Algumas das minhas inspirações são Dante, Cervantes, Dostoiévski, Rimbaud, Jorge Luis Borges, Ernesto Sabato, Drummond e Belchior.

- A família e os amigos lhe apoiam nesta empreitada? Qual fator determinante do apoio ou não deles?

 

A família e os amigos prestam um apoio fundamental, sem o qual a obra não existiria. A família e os amigos, além de primeiros leitores da obra, são aqueles que a incentivaram e lhe serviram de inspiração.

 

- Como você enxerga a questão da leitura e do consumo de livros hoje no Brasil?

 

Com o advento do mundo virtual, a leitura e o consumo de livros no Brasil, notadamente do livro tradicional, encontram-se numa severa crise, continuando como reduto de uma minoria, convertida numa resistência cultural, com alguns sinais de alento e esperança, como é o caso da Editora Becalete e tantas outras assemelhadas Brasil afora, que permitem que autores independentes publiquem seus livros.   

 

- Você pretende seguir publicando mais livros? E quais assuntos que gostaria de abordar futuramente?

     

Sim.

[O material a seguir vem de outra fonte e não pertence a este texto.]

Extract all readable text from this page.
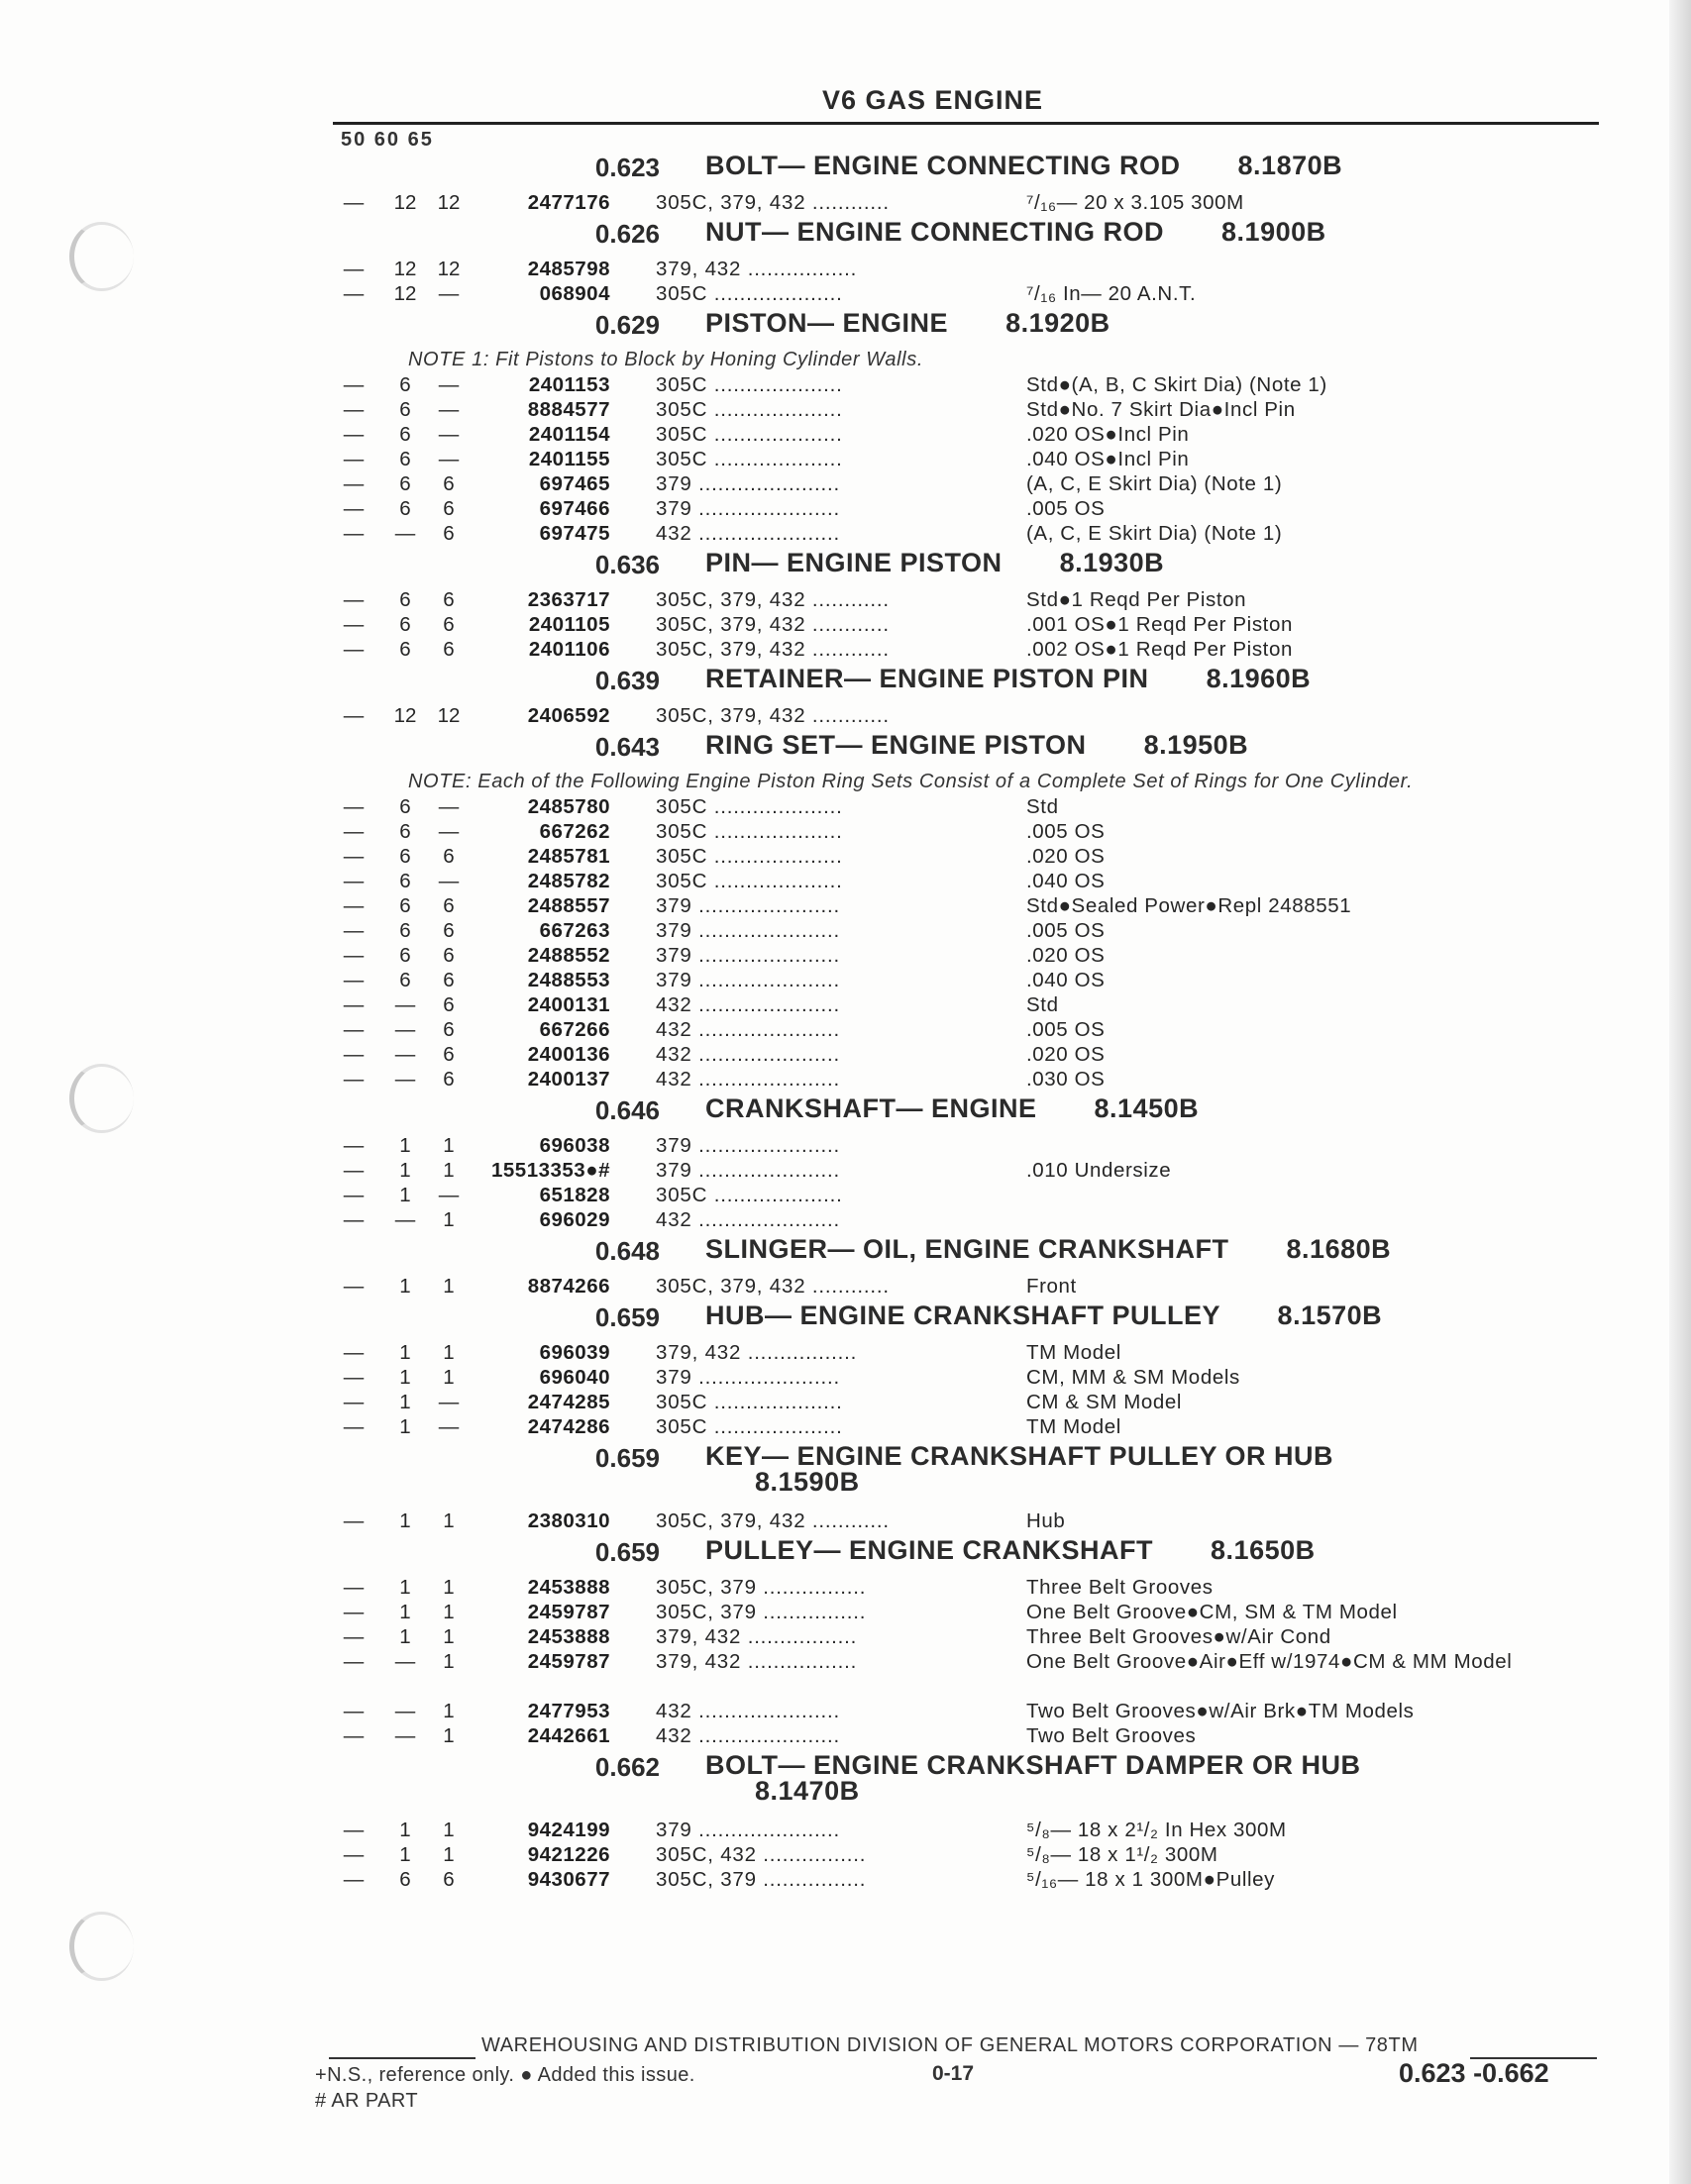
V6 GAS ENGINE
50 60 65
0.623 BOLT— ENGINE CONNECTING ROD 8.1870B
— 12 12	2477176 305C, 379, 432 ............	⁷/₁₆— 20 x 3.105 300M
0.626 NUT— ENGINE CONNECTING ROD 8.1900B
— 12 12	2485798 379, 432 .................
— 12 —	068904 305C ....................	⁷/₁₆ In— 20 A.N.T.
0.629 PISTON— ENGINE 8.1920B
NOTE 1: Fit Pistons to Block by Honing Cylinder Walls.
—	6	—	2401153 305C ....................	Std●(A, B, C Skirt Dia) (Note 1)
—	6	—	8884577 305C ....................	Std●No. 7 Skirt Dia●Incl Pin
—	6	—	2401154 305C ....................	.020 OS●Incl Pin
—	6	—	2401155 305C ....................	.040 OS●Incl Pin
—	6	6	697465 379 ......................	(A, C, E Skirt Dia) (Note 1)
—	6	6	697466 379 ......................	.005 OS
— —	6	697475 432 ......................	(A, C, E Skirt Dia) (Note 1)
0.636 PIN— ENGINE PISTON 8.1930B
—	6	6	2363717 305C, 379, 432 ............	Std●1 Reqd Per Piston
—	6	6	2401105 305C, 379, 432 ............	.001 OS●1 Reqd Per Piston
—	6	6	2401106 305C, 379, 432 ............	.002 OS●1 Reqd Per Piston
0.639 RETAINER— ENGINE PISTON PIN 8.1960B
— 12 12	2406592 305C, 379, 432 ............
0.643 RING SET— ENGINE PISTON 8.1950B
NOTE: Each of the Following Engine Piston Ring Sets Consist of a Complete Set of Rings for One Cylinder.
—	6	—	2485780 305C ....................	Std
—	6	—	667262 305C ....................	.005 OS
—	6	6	2485781 305C ....................	.020 OS
—	6	—	2485782 305C ....................	.040 OS
—	6	6	2488557 379 ......................	Std●Sealed Power●Repl 2488551
—	6	6	667263 379 ......................	.005 OS
—	6	6	2488552 379 ......................	.020 OS
—	6	6	2488553 379 ......................	.040 OS
— —	6	2400131 432 ......................	Std
— —	6	667266 432 ......................	.005 OS
— —	6	2400136 432 ......................	.020 OS
— —	6	2400137 432 ......................	.030 OS
0.646 CRANKSHAFT— ENGINE 8.1450B
—	1	1	696038 379 ......................
—	1	1	15513353●# 379 ......................	.010 Undersize
—	1	—	651828 305C ....................
— —	1	696029 432 ......................
0.648 SLINGER— OIL, ENGINE CRANKSHAFT 8.1680B
—	1	1	8874266 305C, 379, 432 ............	Front
0.659 HUB— ENGINE CRANKSHAFT PULLEY 8.1570B
—	1	1	696039 379, 432 .................	TM Model
—	1	1	696040 379 ......................	CM, MM & SM Models
—	1	—	2474285 305C ....................	CM & SM Model
—	1	—	2474286 305C ....................	TM Model
0.659 KEY— ENGINE CRANKSHAFT PULLEY OR HUB 8.1590B
—	1	1	2380310 305C, 379, 432 ............	Hub
0.659 PULLEY— ENGINE CRANKSHAFT 8.1650B
—	1	1	2453888 305C, 379 ................	Three Belt Grooves
—	1	1	2459787 305C, 379 ................	One Belt Groove●CM, SM & TM Model
—	1	1	2453888 379, 432 .................	Three Belt Grooves●w/Air Cond
— —	1	2459787 379, 432 .................	One Belt Groove●Air●Eff w/1974●CM & MM Model
— —	1	2477953 432 ......................	Two Belt Grooves●w/Air Brk●TM Models
— —	1	2442661 432 ......................	Two Belt Grooves
0.662 BOLT— ENGINE CRANKSHAFT DAMPER OR HUB 8.1470B
—	1	1	9424199 379 ......................	⁵/₈— 18 x 2¹/₂ In Hex 300M
—	1	1	9421226 305C, 432 ................	⁵/₈— 18 x 1¹/₂ 300M
—	6	6	9430677 305C, 379 ................	⁵/₁₆— 18 x 1 300M●Pulley
WAREHOUSING AND DISTRIBUTION DIVISION OF GENERAL MOTORS CORPORATION — 78TM
+N.S., reference only. ● Added this issue.
# AR PART
0-17	0.623 -0.662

Gostaria de publicar num futuro próximo um livro de contos baseados em fatos reais ocorridos na minha terra natal, Coreaú/CE. 

 

- Como você espera que os leitores interpretem sua obra?

 

Espero que a interpretem como uma tentativa lírica de tradução de alguns enigmas da vida.

 

- Como foi a sua experiência em publicar com Editora Becalete?

 

Foi a melhor possível. Luciano e sua equipe são fantásticos, atenciosos, profissionais e muito sensíveis. O trabalho editorial salta aos olhos, agrega valor à obra e, enfim, é uma obra à parte.   

     

- Deixe aqui um convite de leitura ao seu leitor, falando um pouco de você e sua obra se preferir.

 

Leiam Primavera, se possível também Lira dos Verdes Anos; afinal, como já falei, Primavera é uma espécie de segundo volume do Lira dos Verdes Anos e forma com ele uma unidade. Contêm, no total, duzentas poesias – cem versos diversos e cem sonetos, cinquenta versos diversos e cinquenta sonetos em cada um – que tratam dos amores, das dores, das reflexões, das impressões da vida e da arte… de uma pessoa igual a qualquer outra.